Le vendredi 16 juillet, nous nous réveillons tôt – une des rares fois de l’année où nous avons mis le réveil – pour amener le minibus au service. Pendant ce temps, nous nous baladons à Sakarya, qui est à la fois grande et sans intérêt. Nous finissons par siroter des thé sur une terrasse. Au retour au garage, tout est prêt, même s’ils ne parlent que très peu anglais, le service est à la fois pro et aimable. Nous avons pu nous assurer que tous les filtres sont changés, que les freins sont en ordre et que de l’huile de bonne qualité a été mise. Tout ça pour une centaine de francs… Nous passons sur le contournement d’Istanbul et empruntons le deuxième pont sur le Bosphore. Nous revoilà en Europe… Nous finissons la journée à Karaburun, à la plage – la mer Noire est belle de loin, mais il y a quand même pas mal d’algues… et allons dormir au pied d’un mât d’éolienne désaffecté.

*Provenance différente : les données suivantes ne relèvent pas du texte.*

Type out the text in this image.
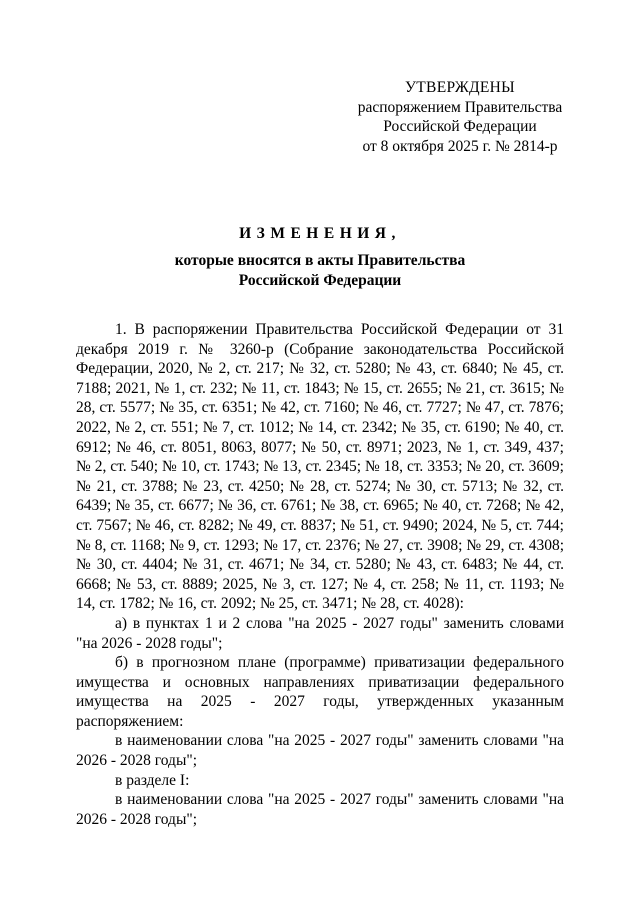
УТВЕРЖДЕНЫ
распоряжением Правительства
Российской Федерации
от 8 октября 2025 г. № 2814-р
ИЗМЕНЕНИЯ,
которые вносятся в акты Правительства
Российской Федерации

1. В распоряжении Правительства Российской Федерации от 31 декабря 2019 г. № 3260-р (Собрание законодательства Российской Федерации, 2020, № 2, ст. 217; № 32, ст. 5280; № 43, ст. 6840; № 45, ст. 7188; 2021, № 1, ст. 232; № 11, ст. 1843; № 15, ст. 2655; № 21, ст. 3615; № 28, ст. 5577; № 35, ст. 6351; № 42, ст. 7160; № 46, ст. 7727; № 47, ст. 7876; 2022, № 2, ст. 551; № 7, ст. 1012; № 14, ст. 2342; № 35, ст. 6190; № 40, ст. 6912; № 46, ст. 8051, 8063, 8077; № 50, ст. 8971; 2023, № 1, ст. 349, 437; № 2, ст. 540; № 10, ст. 1743; № 13, ст. 2345; № 18, ст. 3353; № 20, ст. 3609; № 21, ст. 3788; № 23, ст. 4250; № 28, ст. 5274; № 30, ст. 5713; № 32, ст. 6439; № 35, ст. 6677; № 36, ст. 6761; № 38, ст. 6965; № 40, ст. 7268; № 42, ст. 7567; № 46, ст. 8282; № 49, ст. 8837; № 51, ст. 9490; 2024, № 5, ст. 744; № 8, ст. 1168; № 9, ст. 1293; № 17, ст. 2376; № 27, ст. 3908; № 29, ст. 4308; № 30, ст. 4404; № 31, ст. 4671; № 34, ст. 5280; № 43, ст. 6483; № 44, ст. 6668; № 53, ст. 8889; 2025, № 3, ст. 127; № 4, ст. 258; № 11, ст. 1193; № 14, ст. 1782; № 16, ст. 2092; № 25, ст. 3471; № 28, ст. 4028):

а) в пунктах 1 и 2 слова "на 2025 - 2027 годы" заменить словами "на 2026 - 2028 годы";

б) в прогнозном плане (программе) приватизации федерального имущества и основных направлениях приватизации федерального имущества на 2025 - 2027 годы, утвержденных указанным распоряжением:

в наименовании слова "на 2025 - 2027 годы" заменить словами "на 2026 - 2028 годы";

в разделе I:

в наименовании слова "на 2025 - 2027 годы" заменить словами "на 2026 - 2028 годы";
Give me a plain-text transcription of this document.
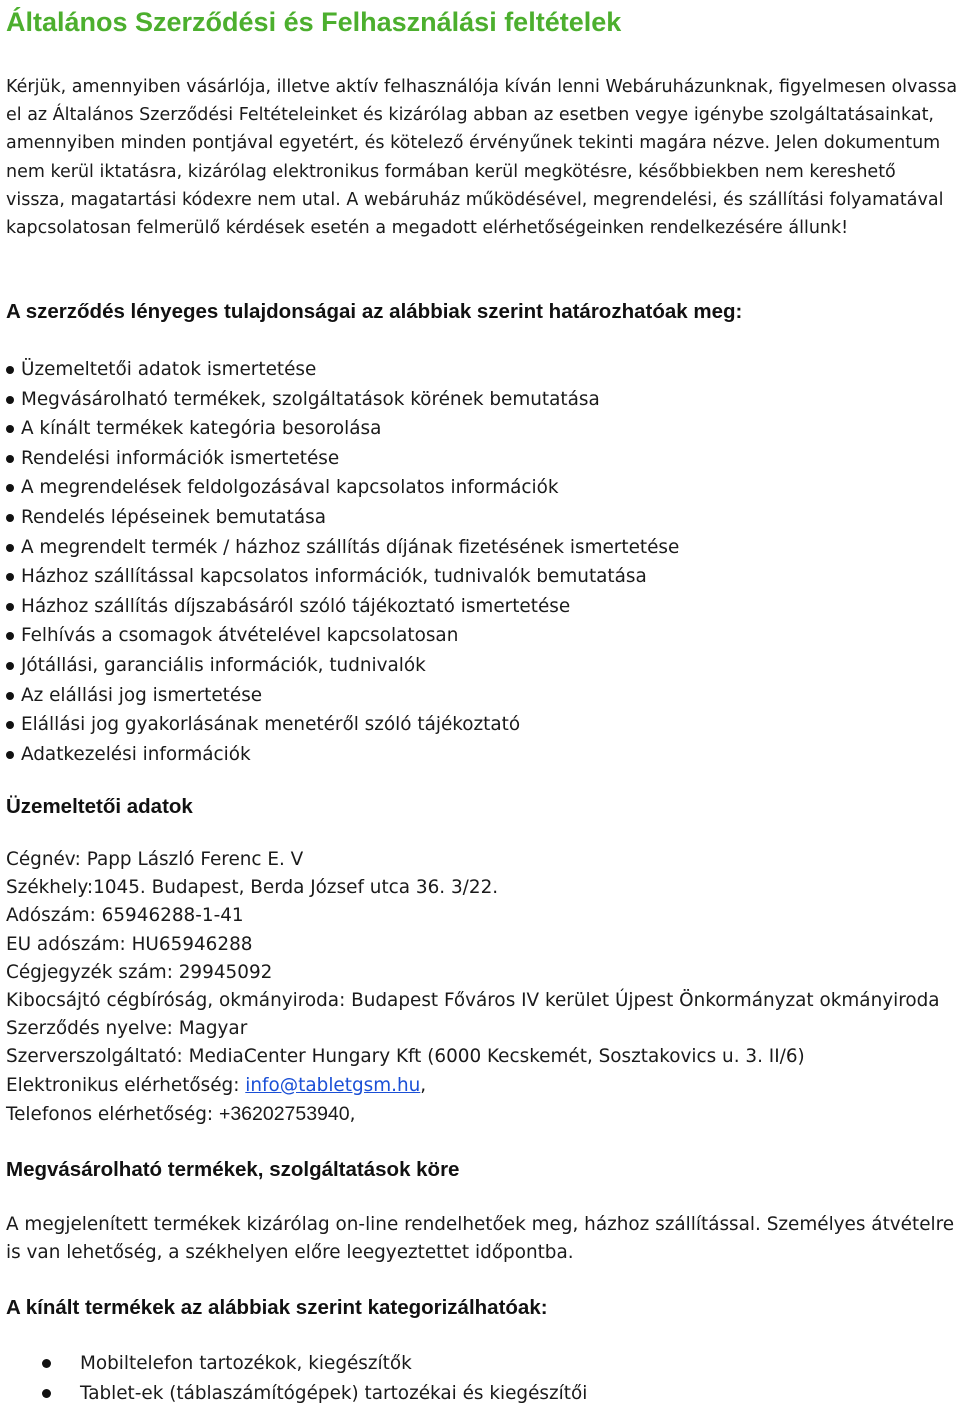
Általános Szerződési és Felhasználási feltételek
Kérjük, amennyiben vásárlója, illetve aktív felhasználója kíván lenni Webáruházunknak, figyelmesen olvassa el az Általános Szerződési Feltételeinket és kizárólag abban az esetben vegye igénybe szolgáltatásainkat, amennyiben minden pontjával egyetért, és kötelező érvényűnek tekinti magára nézve. Jelen dokumentum nem kerül iktatásra, kizárólag elektronikus formában kerül megkötésre, későbbiekben nem kereshető vissza, magatartási kódexre nem utal. A webáruház működésével, megrendelési, és szállítási folyamatával kapcsolatosan felmerülő kérdések esetén a megadott elérhetőségeinken rendelkezésére állunk!
A szerződés lényeges tulajdonságai az alábbiak szerint határozhatóak meg:
Üzemeltetői adatok ismertetése
Megvásárolható termékek, szolgáltatások körének bemutatása
A kínált termékek kategória besorolása
Rendelési információk ismertetése
A megrendelések feldolgozásával kapcsolatos információk
Rendelés lépéseinek bemutatása
A megrendelt termék / házhoz szállítás díjának fizetésének ismertetése
Házhoz szállítással kapcsolatos információk, tudnivalók bemutatása
Házhoz szállítás díjszabásáról szóló tájékoztató ismertetése
Felhívás a csomagok átvételével kapcsolatosan
Jótállási, garanciális információk, tudnivalók
Az elállási jog ismertetése
Elállási jog gyakorlásának menetéről szóló tájékoztató
Adatkezelési információk
Üzemeltetői adatok
Cégnév: Papp László Ferenc E. V
Székhely:1045. Budapest, Berda József utca 36. 3/22.
Adószám: 65946288-1-41
EU adószám: HU65946288
Cégjegyzék szám: 29945092
Kibocsájtó cégbíróság, okmányiroda: Budapest Főváros IV kerület Újpest Önkormányzat okmányiroda
Szerződés nyelve: Magyar
Szerverszolgáltató: MediaCenter Hungary Kft (6000 Kecskemét, Sosztakovics u. 3. II/6)
Elektronikus elérhetőség: info@tabletgsm.hu,
Telefonos elérhetőség: +36202753940,
Megvásárolható termékek, szolgáltatások köre
A megjelenített termékek kizárólag on-line rendelhetőek meg, házhoz szállítással. Személyes átvételre is van lehetőség, a székhelyen előre leegyeztettet időpontba.
A kínált termékek az alábbiak szerint kategorizálhatóak:
Mobiltelefon tartozékok, kiegészítők
Tablet-ek (táblaszámítógépek) tartozékai és kiegészítői
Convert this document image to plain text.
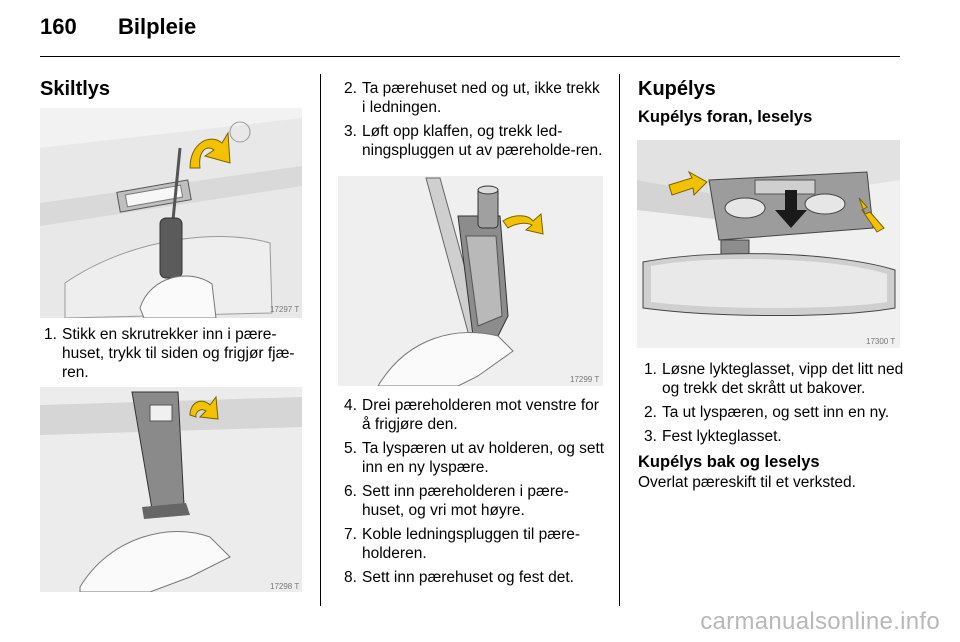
160 Bilpleie
Skiltlys
17297 T
1. Stikk en skrutrekker inn i pære-huset, trykk til siden og frigjør fjæ-ren.
17298 T
2. Ta pærehuset ned og ut, ikke trekk i ledningen.
3. Løft opp klaffen, og trekk led-ningspluggen ut av pæreholde-ren.
17299 T
4. Drei pæreholderen mot venstre for å frigjøre den.
5. Ta lyspæren ut av holderen, og sett inn en ny lyspære.
6. Sett inn pæreholderen i pære-huset, og vri mot høyre.
7. Koble ledningspluggen til pære-holderen.
8. Sett inn pærehuset og fest det.
Kupélys
Kupélys foran, leselys
17300 T
1. Løsne lykteglasset, vipp det litt ned og trekk det skrått ut bakover.
2. Ta ut lyspæren, og sett inn en ny.
3. Fest lykteglasset.
Kupélys bak og leselys
Overlat pæreskift til et verksted.
carmanualsonline.info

Le samedi 17 juillet, les filles se réveillent sur un matelas tout dégonflé… C’est le troisième qui crève depuis notre départ. Nous essayons de réparer sans succès et faisons un petit détour par Çorlu pour en acheter un neuf au Décathlon du coin. Les magasins ressemblent à ceux d’Europe occidentale, nous sommes loin du Lac de Van… Nous rejoignons Edirne où nous mangeons un délicieux dürüm au poulet (enfin c’est le cas de Julien, car une petite tension intrafamiliale est survenue entre temps). Nous avons réservé un appartement à Karaağaç, petite enclave turque sur la rive droite de la rivière Meriç, où magnifique monument dédié au traité de Lausanne rappelle la résistance héroïque de la région face aux menées grecques en 1920-23.

Le dimanche 18 juillet, nous passons la journée en ville. Visitons ses magnifiques mosquées et faisons quelques achats, vu que nous nous approchons de notre départ du pays…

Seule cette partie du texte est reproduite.